Какие двери? И правда… там, где стояла влюбленная пара, закрывались медленно прозрачные, стеклянные двери.
— Закрой, — прошелестел голос отца, — закрой.
Джерри протянул руки и толкнул створки. Они были тяжелыми. Но он толкал, снова и снова…
Проснулся в слезах. От этих ядовитых горьких слез стал чесаться кончик носа.
Пришла стража. Обозрели его, валяющегося на грязном полу, обозрели и зареванное лицо. Потом милостиво разрезали веревки и вынули кляп. О пол стукнулась черствая корка хлеба.
— Последняя еда, — сообщил важный усатый сержант. — Утром тебя повесят. В уборную не хошь? На рассвете не поведу.
Джерри промычал что-то, отплевываясь от кляпа.
— Ну, как хошь. Токо тут гадить не смей! И ушли. Парень схватил непослушными руками хлеб и стал грызть. В борьбе с каменно черствой горбушкой прошло достаточное время.
— Чьиии… — на оконце свистела ночная лазоревка. — Чьиии… тах-тах…
Эх, птица, тоже есть хочешь? Понятное дело, люди на полях ни зерна не оставили. Джерри с жалостью поглядел на крошки в ладони, но пересилил себя и выставил руку лодочкой в окошко.
Лазоревка вспорхнула на ладонь, не дожидаясь долгих приглашений.
И — голос за окном.
— Сегодня тебе на руки садятся лазоревки. Завтра это будут только стервятники и мухи.
Джерри внутренне напрягся. Людям только дай поглумиться над чужой бедой. А вообще к кому обращаться — только ботинки и видны. Ботинки хорошие.
А голос знакомый. Но не Дан.
— Меня сегодня тянет на благотворительность. Купить тебе местечко в центре кладбища, попросторнее?
— Попридержите золото, добрый господин. Меня похоронят за оградой, — ответил Джерри, продолжая кормить лазоревку. — Я ведь актер.

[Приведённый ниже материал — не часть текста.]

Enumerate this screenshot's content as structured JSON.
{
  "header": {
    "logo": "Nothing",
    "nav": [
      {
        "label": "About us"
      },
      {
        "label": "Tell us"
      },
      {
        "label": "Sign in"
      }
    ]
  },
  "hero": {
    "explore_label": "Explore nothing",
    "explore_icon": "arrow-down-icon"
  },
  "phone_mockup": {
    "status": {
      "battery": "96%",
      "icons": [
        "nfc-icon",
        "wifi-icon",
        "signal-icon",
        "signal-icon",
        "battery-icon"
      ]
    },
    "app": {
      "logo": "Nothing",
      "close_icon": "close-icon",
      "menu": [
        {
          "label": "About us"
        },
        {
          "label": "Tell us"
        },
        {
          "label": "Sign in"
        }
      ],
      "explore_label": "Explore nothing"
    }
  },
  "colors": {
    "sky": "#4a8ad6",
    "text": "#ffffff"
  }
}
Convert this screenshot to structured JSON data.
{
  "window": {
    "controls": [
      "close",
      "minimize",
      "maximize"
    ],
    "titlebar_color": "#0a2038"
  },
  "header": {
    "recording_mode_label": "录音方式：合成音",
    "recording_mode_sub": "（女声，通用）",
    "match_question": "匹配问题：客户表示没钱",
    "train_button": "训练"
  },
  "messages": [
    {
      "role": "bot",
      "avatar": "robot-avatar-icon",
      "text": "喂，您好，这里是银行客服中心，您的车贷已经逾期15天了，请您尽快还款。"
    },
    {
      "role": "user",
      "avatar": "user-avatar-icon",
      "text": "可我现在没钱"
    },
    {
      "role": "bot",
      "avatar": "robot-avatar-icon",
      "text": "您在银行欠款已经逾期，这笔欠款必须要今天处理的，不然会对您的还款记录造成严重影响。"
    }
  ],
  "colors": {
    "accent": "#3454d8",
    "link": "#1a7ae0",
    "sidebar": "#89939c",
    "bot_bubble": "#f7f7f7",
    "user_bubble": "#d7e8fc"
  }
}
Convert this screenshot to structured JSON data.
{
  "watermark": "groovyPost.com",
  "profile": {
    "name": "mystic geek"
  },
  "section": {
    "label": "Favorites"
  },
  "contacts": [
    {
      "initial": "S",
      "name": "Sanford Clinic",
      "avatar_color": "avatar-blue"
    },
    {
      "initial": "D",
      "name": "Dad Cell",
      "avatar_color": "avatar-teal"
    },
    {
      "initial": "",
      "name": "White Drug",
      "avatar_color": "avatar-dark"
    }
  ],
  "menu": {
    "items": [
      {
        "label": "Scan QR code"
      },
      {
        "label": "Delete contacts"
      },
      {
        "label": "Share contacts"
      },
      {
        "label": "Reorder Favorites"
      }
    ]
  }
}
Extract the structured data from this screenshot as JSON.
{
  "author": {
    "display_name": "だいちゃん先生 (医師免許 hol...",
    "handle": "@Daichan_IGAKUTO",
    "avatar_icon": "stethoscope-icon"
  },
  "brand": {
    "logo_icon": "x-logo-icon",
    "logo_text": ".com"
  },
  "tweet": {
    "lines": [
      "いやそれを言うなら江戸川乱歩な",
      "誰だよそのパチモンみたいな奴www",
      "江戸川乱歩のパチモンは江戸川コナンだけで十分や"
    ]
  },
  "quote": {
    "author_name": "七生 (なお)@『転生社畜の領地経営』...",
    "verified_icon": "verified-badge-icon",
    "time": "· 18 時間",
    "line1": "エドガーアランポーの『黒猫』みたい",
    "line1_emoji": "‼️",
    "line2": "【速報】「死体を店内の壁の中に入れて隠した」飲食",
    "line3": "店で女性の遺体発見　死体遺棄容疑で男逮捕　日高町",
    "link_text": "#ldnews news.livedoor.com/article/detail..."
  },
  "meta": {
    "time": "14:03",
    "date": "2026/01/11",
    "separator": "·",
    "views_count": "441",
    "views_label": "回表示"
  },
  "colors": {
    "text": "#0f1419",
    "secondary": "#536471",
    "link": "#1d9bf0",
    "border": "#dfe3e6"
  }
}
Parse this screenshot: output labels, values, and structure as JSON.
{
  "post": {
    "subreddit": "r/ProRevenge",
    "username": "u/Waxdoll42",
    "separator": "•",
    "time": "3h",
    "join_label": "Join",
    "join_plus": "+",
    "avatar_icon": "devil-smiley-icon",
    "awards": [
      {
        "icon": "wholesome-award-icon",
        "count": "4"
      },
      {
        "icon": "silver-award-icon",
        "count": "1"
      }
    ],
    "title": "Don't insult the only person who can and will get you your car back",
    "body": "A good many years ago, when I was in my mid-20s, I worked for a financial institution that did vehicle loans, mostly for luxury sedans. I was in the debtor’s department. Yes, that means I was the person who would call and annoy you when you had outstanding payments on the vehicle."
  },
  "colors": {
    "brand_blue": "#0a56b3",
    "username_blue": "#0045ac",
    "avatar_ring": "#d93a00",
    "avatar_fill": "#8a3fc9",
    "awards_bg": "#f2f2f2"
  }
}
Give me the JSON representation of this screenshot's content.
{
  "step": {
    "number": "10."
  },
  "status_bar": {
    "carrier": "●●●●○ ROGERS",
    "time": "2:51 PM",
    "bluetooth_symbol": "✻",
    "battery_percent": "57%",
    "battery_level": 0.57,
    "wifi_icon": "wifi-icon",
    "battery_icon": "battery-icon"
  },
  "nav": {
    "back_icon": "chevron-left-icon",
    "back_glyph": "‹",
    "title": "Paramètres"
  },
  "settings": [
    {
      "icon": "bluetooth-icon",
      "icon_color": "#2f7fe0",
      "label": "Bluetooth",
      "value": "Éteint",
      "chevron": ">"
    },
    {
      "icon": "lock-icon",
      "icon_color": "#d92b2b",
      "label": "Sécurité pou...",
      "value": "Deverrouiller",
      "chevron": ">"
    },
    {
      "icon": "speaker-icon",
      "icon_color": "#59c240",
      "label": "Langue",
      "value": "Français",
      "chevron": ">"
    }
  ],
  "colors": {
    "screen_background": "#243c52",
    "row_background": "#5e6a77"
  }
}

— О, мальчик мой! Не волнуйся, священника можно уговорить. Кажется, мы с ним сидели в одном ряду на твоей пьесе. Поверь, перед господом и людьми ты — никакой не актер!
Крошки кончились, но птица не улетала.
— Ай! — крикнул парень.
Лазоревка что есть силы клюнула открытую ладонь, и ранка набухла каплей крови. Джерри быстро втянул руку за решетку и даже зашипел. Прохожий присел перед оконцем, и уже вовсе не издевательски спросил:
— Что, совсем не умеешь терпеть боль? Как же ты собираешься выдержать завтра все, что полагается по закону за воровство?
— Но вас же потянуло на благотворительность, добрый господин. Заплатите палачу, пусть он даст мне змей-травы утром.